ビッグ・アイズ

ビッグ・アイズ

BIG EYES

2014年2月8日 TOHOシネマズ有楽座にて

(2014年:アメリカ:106分:監督 ティム・バートン)

 近年、気まぐれ気味になってしまった映画鑑賞ですが、また、じわじわ映画熱が出たのはこのティム・バートン監督の新作に

興味がわいたからなのですが、アメリカでは有名な話でも日本ではいまひとつ、俳優さんも日本での知名度は今ひとつ、ということで

シネコンで公開されても一週間で上映時間が少なくなってしまいました。

しかも昔のニュー東宝シネマ、後の有楽座、今のTOHOシネマズ有楽座が2月いっぱいで閉館となり最後の上映がこの作品だそうで、

わたしが生まれる前からの映画館がまたひとつなくなってしまって寂しい限り。

 さて、映画は1950年代~60年代、アメリカで人気だったポップ・アート「BIG EYES」哀しげな表情をした目の大きな子どもの

イラスト絵の作者が、実はその妻だった、という実話を映画化。

ティム・バートン監督の子ども時代に大人気の絵だったそうで、監督自身も何枚か絵を持っているそうです。

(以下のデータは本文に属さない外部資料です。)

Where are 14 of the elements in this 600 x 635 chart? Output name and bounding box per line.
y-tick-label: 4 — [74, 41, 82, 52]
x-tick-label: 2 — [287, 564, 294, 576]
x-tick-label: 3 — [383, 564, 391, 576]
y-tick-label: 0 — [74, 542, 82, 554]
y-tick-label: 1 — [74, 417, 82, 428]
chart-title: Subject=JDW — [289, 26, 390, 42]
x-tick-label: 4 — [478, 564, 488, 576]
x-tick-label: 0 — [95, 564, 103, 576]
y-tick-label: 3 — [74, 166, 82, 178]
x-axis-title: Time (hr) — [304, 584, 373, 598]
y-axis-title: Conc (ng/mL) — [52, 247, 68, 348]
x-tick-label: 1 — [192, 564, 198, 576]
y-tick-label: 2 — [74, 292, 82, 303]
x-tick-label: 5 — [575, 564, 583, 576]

 1950年代はまだまだアメリカでも男社会だった、とあるように、離婚してマーガレット(エイミー・アダムス)が娘を連れて家から

飛び出しても働く場所はない。似顔絵描きをしている所でであった男、ウォルター・キーン(クリストフ・ヴァルツ)は

自称、パリに住んでいた画家で、風景画を売っていました。出会った2人は結婚。

しかし、ウォルターはマーガレットの描いた子どもの絵を自分が描いた、と言って売り出し、しかも、原画を高い値段で売るのではなく

ポスターやポストカードにする、という商法で大もうけする。

 人気が出れば出るほど、外に出られず、秘密にしなければならないエイミ-の存在。

ウォルターは、口が上手くて、売り込みが上手く、芸術性よりも金儲けに向いている人であり、妻のマーガレットは

芸術家肌なので、最初は成功に喜ぶのですが、だんだん、夫のウォルターが調子に乗り始めて暴走が止らなくなります。

 確かに、プールつきの大邸宅にも住めるようになった、しかし、マーガレットは秘密の存在。ウォルターとの

距離ができはじめる。

マーガレットの絵の才能とウォルターの商才。最初から妻を売り出せばよかったのに・・・・と今のわたしは思ってしまうの

ですが、実際、昔は女性の画家の絵は売れなかったらしいのです。仕方ない事だったのですが・・・とうとう、

どちらが本当の作家か、裁判にまで。

 ティム・バートン監督の映画には「完全に勘違いしているけれどわかってない男の人」というのがよく出て来ますが

あくまでも、作り話の中で作り話にうっとりしている男は滑稽だけれども、これ、実話なので最後まで観ると

なんかリアルな事だったのね、と怖くなってしまうのでした。

ファンタスティックな映画ではなく、むしろ、夫の妄想暴走が恐怖になるホラーみたいな要素が強いのですが、

わたしは知らなかったのですが、この夫、ウォルターの役でクリストフ・ヴァルツは「映画の中の嫌な男」に選ばれて

しまったそうです。あらら。確かに、調子の良さと表の顔と裏の顔の使い分けなんか真に迫っていて、マーガレットを

演じたエイミー・アダムスのだんだん思い詰めたような、憂鬱な表情と明暗分けたコントラストになっています。

 最後に、実在したウォルターは「あくまでも画家は自分」と死ぬまで言い続けたそうで、もう、妄想と現実の

区別つかなかった実在の人という感じで、ちょっと怖いのでした。